The wet spring and sunny summer helped Spain become the top wine producer of 2013.
The International Organisation of Vine and Wine rankings will not be released until May but if the figures are correct Spain pipped its competitors to the post.
According to figures from the country’s agriculture ministry wine production surged a massive 41% last year, with vineyards producing 50m hectolitres – enough to fill 6.7bn bottles of wine.
Spain beat competitors France and Italy, who reported 2013 harvests of 42m and 47m hectolitres respectively.
Ángel Ortega, spokesperson for wine-growers from the La Mancha denomination, attributed the bumper year to unusual weather conditions: “It’s not often that you see all the right climate conditions come together like that.”
More than 50% of last year’s harvest came from Castilla-La Mancha.
Others in Spain’s wine industry, such as Pau Roca of the Spanish Wine Federation, said it was just a matter of time before Spain surpassed its neighbours.
“It has the largest planted surface of vineyards in the world. The potential was always there,” he said.
For years, production glitches saw Spain lag behind neighbouring wine-producers France and Italy. But it seems that recent investments in planting and irrigation systems, as well as a renewed focus on productivity, helped the country excel.

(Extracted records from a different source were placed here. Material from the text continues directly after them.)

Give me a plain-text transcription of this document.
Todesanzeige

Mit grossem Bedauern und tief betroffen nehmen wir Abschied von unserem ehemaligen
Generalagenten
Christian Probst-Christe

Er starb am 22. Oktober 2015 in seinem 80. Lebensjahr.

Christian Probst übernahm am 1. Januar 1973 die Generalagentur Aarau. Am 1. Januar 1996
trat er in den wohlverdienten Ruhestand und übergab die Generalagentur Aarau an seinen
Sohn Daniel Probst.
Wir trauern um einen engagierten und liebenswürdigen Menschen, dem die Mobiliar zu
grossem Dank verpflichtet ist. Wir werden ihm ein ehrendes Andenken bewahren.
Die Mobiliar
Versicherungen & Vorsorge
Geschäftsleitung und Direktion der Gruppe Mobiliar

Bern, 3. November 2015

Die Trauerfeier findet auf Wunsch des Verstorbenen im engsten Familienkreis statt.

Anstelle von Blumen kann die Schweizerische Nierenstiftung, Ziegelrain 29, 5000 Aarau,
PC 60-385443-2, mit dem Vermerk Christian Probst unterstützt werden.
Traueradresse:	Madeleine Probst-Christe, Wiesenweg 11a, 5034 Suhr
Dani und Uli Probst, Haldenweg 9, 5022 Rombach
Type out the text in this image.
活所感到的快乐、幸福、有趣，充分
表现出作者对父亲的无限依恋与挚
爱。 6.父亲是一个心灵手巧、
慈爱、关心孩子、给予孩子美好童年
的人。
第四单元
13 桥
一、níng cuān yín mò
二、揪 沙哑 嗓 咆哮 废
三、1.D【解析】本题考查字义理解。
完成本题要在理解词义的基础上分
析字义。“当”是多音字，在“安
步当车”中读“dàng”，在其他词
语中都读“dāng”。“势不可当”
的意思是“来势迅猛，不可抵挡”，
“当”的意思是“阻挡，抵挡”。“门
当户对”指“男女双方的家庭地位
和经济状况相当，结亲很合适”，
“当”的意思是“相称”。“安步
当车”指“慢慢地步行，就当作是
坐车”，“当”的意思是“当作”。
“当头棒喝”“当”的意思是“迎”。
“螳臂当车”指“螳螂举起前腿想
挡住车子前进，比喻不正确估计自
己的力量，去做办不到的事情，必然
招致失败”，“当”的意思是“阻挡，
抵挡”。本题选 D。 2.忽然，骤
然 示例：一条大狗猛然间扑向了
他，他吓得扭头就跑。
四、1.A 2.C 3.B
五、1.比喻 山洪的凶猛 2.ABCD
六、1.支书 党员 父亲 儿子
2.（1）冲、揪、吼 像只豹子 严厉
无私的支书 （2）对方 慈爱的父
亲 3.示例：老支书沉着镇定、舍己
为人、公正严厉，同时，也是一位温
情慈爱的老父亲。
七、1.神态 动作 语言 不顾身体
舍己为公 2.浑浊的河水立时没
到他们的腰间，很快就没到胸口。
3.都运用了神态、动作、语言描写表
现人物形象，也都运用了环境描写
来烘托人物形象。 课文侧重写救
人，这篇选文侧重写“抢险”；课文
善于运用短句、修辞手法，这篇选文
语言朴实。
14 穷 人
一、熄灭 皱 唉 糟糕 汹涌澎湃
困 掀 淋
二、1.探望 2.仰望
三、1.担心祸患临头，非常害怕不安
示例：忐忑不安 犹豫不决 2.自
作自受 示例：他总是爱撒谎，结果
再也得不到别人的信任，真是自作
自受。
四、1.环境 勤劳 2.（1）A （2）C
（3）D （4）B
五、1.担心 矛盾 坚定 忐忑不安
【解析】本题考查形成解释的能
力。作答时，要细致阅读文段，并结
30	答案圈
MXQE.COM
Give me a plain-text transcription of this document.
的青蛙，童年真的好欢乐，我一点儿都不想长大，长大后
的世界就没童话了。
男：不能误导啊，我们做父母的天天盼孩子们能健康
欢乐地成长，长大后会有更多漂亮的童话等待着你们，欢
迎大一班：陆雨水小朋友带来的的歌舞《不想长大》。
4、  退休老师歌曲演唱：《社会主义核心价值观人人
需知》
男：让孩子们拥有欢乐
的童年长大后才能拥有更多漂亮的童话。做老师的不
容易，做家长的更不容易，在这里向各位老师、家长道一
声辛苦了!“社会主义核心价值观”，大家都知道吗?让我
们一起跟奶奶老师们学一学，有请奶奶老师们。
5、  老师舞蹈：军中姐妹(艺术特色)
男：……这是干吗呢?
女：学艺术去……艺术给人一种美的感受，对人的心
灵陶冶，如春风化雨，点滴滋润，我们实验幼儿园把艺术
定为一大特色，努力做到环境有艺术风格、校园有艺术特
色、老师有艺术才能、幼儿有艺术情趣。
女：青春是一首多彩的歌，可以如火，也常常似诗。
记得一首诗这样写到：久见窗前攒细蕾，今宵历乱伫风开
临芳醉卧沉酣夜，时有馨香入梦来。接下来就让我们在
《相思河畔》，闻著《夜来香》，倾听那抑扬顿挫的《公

These factors – combined with the ideal weather – resulted in the boom.
The Madrid government welcomed the news, as it shows another industry on which the country can lean on in order to strengthen its fragile economy and assist the recovery process.
Although very well-known in Spain, La Mancha wines have not achieved the same recognition as wines such as Rioja and Cava.
But it is hoped that the La Mancha wine can be well promoted abroad, particularly in markets like China and the US.
Spain’s exports hit a record high last year and the wine surplus is expected to give the country another huge boost. It is expected that the economy will grow by 1% this year.